The opportunity to buy an existing space was advantageous because DWN was still in the phase of scouting locations, planning a build and applying for permits. The Fredriks Nursery acquisition meant DWN could accelerate its greenhouse production timeline.
“We didn't have to go through any environmental and timing issues that we would've had to do here in Hickman,” Reid says. “It was already up and running.”
Currently used for flower production, the greenhouses will undergo some technological enhancements to adhere to Dave Wilson Nursery's stringent quality requirements for growing almond, walnut and stone fruit varieties and rootstock. Reid expects only minor retrofits.
Fredriks Nursery presently employs approximately 20 full-time staff and 140 seasonal employees. Reid says all Fredriks employees will have the opportunity to apply at DWN.
The deal was scheduled to close in January 2020, with crop conversion goals set for this winter and early spring. Additional production from the new facility should be delivered to customers as soon as fall 2020.
Bareroot isn’t dead
Despite losing favor with the commercial grower market, there are still plenty of customers out there who prefer bareroot trees. Bareroot offers some specific advantages, especially for the consumer market. Phil Pursel is a sales representative for Dave Wilson’s wholesale business, which produces about 2 million trees a year. They are sold and shipped to retail nurseries and garden centers all over the country. It’s a small part of the business compared to the 10 million almond trees the company grows for the commercial market. And it’s very seasonal, with most of the shipping being done from mid-December to mid-February. Pursel says 1.5 million trees ship in about a two-month period, shortly after the trees are dug in December. Bareroot, field-grown trees cost less to ship than potted trees because of the additional weight that comes with shipping the pot and soil. Pursel says Dave Wilson Nursery has shipped 15,000 trees on a 53-foot truck.
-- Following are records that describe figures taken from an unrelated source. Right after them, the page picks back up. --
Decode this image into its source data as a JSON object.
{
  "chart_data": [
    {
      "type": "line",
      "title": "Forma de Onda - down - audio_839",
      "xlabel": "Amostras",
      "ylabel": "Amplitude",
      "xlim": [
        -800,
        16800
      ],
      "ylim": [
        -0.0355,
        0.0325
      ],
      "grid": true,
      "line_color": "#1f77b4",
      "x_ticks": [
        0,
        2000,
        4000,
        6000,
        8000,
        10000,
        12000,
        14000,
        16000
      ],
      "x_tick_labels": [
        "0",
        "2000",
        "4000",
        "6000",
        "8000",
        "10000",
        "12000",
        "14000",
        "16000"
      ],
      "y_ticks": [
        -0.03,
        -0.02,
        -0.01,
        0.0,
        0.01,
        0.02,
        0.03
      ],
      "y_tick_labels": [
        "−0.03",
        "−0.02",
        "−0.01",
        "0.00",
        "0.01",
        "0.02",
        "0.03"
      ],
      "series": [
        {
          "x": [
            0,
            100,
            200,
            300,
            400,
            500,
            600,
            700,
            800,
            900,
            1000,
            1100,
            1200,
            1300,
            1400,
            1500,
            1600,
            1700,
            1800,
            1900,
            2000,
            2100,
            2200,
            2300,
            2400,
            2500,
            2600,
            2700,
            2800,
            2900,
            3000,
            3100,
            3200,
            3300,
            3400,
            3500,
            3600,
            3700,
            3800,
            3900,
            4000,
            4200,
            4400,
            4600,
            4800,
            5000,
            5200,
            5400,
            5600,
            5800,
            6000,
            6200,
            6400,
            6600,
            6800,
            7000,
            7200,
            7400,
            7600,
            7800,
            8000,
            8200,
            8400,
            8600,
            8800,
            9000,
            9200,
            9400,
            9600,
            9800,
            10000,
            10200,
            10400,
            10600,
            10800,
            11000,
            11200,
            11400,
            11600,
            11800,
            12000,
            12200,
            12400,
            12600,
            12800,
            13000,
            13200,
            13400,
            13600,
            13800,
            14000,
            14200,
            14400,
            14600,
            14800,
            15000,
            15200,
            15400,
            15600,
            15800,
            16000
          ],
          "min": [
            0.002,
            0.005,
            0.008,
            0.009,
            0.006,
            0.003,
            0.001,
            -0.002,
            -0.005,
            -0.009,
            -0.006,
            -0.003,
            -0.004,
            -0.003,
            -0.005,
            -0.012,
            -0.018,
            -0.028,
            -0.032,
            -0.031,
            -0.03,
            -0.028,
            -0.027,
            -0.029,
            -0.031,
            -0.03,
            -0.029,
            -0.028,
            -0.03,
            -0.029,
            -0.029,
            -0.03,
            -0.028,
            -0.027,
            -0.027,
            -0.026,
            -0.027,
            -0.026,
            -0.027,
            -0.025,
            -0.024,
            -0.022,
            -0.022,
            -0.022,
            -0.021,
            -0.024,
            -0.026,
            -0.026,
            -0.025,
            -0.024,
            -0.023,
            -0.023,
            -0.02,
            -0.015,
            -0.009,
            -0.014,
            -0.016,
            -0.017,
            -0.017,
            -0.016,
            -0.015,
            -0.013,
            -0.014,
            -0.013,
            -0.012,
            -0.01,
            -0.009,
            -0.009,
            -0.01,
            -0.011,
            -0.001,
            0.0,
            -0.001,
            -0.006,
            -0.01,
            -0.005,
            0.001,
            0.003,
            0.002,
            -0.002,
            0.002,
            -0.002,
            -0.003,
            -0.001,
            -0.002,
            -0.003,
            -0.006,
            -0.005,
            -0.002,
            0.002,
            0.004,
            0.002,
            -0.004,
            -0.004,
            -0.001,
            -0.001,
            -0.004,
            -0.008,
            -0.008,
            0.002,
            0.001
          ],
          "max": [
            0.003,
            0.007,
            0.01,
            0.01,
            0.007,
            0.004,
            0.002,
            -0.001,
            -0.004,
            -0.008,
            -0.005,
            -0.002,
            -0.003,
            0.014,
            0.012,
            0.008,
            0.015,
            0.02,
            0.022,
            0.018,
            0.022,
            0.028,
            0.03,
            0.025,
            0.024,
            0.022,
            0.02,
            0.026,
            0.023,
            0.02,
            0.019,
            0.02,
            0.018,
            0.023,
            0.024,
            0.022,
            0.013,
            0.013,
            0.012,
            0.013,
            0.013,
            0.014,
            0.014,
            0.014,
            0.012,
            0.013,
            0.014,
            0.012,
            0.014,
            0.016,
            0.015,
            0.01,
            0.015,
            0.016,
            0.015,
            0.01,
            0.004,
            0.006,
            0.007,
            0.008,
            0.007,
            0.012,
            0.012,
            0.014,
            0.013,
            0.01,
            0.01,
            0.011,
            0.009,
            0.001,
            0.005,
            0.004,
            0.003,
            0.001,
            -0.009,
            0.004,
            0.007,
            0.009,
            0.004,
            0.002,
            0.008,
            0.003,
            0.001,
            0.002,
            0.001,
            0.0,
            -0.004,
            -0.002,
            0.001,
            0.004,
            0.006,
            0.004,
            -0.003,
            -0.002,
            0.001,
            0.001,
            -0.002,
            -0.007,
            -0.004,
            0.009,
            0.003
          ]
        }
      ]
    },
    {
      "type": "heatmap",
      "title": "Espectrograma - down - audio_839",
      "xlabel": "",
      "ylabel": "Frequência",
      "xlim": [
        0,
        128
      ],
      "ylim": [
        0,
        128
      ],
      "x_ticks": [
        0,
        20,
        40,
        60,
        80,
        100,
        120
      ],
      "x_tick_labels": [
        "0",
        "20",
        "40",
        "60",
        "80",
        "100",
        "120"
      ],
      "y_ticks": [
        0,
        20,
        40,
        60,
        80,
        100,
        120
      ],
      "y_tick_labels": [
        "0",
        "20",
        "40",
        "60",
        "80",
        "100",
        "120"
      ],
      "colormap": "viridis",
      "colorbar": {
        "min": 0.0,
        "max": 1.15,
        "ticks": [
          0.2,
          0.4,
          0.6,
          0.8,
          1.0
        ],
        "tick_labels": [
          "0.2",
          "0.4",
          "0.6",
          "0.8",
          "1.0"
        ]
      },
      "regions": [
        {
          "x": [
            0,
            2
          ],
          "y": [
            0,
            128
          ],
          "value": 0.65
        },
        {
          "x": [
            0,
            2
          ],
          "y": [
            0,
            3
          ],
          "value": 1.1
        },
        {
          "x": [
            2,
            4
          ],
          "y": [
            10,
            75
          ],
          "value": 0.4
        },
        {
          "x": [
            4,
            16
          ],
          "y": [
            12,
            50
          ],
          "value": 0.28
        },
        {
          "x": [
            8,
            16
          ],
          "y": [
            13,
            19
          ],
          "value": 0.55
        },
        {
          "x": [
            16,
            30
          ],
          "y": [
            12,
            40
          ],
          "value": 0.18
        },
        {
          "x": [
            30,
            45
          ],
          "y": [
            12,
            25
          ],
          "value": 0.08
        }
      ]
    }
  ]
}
The wholesale division provides additional diversity in the business’ revenue streams.
“When the commercial side is down, we support the nursery and vice versa,” Pursel says.
Whichever way the trends turn next, Dave Wilson Nursery aims to keep innovating as its customers needs change.
“I don't think any business can just sit back and take it easy,” Reid says. “We have to earn our business every single day.”